Part of the fun was the big slide, which they seemed to love and enjoy very much.
After an hour of frenetically climbing and running, they both came to me to ask me to go with them on the slide.
I’ve been very scared of slides since I was a little girl, but this one didn’t seem particularly big, so I decided to accept the invitation. When I reached to the top, I realised that I’d been a bit optimistic.
I was paralysed. I felt the fear clutching at my stomach. I couldn’t move.
I tried to engage with my fear: I stayed with it, I talked to it. I knew that going down the slide was not going to kill me, not even injure me, but still, I was unable to move. This was beyond rationality.

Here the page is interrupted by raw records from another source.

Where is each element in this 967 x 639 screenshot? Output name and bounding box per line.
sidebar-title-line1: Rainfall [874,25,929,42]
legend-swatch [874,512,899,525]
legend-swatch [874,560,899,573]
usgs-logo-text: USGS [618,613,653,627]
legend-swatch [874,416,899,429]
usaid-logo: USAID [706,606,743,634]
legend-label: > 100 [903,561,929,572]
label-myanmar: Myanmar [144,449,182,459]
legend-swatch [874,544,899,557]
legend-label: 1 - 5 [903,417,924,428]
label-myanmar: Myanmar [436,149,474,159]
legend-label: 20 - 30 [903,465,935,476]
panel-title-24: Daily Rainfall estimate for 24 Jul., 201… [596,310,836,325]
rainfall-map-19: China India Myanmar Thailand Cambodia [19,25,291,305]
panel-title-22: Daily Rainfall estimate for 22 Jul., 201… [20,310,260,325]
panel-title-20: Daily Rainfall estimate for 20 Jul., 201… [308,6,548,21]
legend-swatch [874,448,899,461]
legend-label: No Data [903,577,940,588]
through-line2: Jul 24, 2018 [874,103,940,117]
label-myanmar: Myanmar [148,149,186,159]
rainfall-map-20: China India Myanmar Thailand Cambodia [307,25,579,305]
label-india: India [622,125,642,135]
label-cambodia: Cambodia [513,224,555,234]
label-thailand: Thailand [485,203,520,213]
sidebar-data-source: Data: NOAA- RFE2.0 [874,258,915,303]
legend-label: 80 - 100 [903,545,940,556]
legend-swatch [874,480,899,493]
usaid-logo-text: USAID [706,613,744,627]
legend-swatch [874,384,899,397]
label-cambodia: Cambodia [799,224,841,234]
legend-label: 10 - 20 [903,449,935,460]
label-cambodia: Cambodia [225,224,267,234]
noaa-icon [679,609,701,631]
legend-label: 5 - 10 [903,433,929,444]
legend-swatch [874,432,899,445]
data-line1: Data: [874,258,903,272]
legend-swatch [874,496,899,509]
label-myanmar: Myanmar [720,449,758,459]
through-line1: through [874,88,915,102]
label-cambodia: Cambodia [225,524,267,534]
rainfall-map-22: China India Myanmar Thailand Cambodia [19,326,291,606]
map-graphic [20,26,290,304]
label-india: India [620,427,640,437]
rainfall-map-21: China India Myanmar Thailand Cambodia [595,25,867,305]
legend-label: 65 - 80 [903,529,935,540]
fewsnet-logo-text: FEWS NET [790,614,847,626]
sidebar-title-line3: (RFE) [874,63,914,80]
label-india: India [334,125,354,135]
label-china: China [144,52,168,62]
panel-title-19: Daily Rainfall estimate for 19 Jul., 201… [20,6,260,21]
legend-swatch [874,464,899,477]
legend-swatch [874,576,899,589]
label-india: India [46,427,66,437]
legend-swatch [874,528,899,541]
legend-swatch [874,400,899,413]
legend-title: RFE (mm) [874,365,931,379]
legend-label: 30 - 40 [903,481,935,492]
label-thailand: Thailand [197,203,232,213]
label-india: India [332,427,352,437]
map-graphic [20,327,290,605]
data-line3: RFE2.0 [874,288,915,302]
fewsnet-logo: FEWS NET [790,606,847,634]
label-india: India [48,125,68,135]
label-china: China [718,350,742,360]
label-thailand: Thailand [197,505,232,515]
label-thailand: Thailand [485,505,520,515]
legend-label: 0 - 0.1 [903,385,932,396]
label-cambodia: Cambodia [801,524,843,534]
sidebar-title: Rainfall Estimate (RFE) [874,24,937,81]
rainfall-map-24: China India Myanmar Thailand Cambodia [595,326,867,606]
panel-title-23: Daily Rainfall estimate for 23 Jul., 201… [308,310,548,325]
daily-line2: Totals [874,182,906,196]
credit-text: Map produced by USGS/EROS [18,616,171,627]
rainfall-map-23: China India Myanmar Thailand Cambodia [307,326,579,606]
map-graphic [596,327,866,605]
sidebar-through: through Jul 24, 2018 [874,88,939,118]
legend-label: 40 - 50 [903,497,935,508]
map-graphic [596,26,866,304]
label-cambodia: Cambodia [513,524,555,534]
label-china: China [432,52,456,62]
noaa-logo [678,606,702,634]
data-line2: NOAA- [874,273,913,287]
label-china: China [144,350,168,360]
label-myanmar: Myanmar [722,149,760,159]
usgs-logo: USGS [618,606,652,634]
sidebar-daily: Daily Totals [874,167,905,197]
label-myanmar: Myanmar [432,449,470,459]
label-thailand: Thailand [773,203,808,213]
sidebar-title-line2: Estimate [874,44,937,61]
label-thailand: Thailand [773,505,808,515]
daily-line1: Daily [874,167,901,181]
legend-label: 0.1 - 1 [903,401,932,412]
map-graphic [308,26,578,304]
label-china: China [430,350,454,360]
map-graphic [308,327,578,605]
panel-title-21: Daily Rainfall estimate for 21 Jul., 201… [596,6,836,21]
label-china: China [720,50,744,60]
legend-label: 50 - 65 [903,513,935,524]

Ten long minutes passed, and I was still sitting there with two six-year-olds telling me “Don’t be scared, we’ll do this together”, “It’s fun”, “Come on mum, be brave. I was scared too, and now I love it.”
I felt I could not possibly let them down, so I closed my eyes and I did it.
Later, in the car, I thought about what I had really been scared of at that moment. I thought about the feeling of going downhill and not being in control of the situation, and wondered if that was really what I was scared of.
Fears are irrational, but they tell us a huge amount about what we really want to know and experience; such as learning that going down the slide and not being in control can also be safe.
Practising fear can be a very creative way of finding out what is needed in your life and business at this precise moment and daring to confront the old narratives that don’t serve you anymore.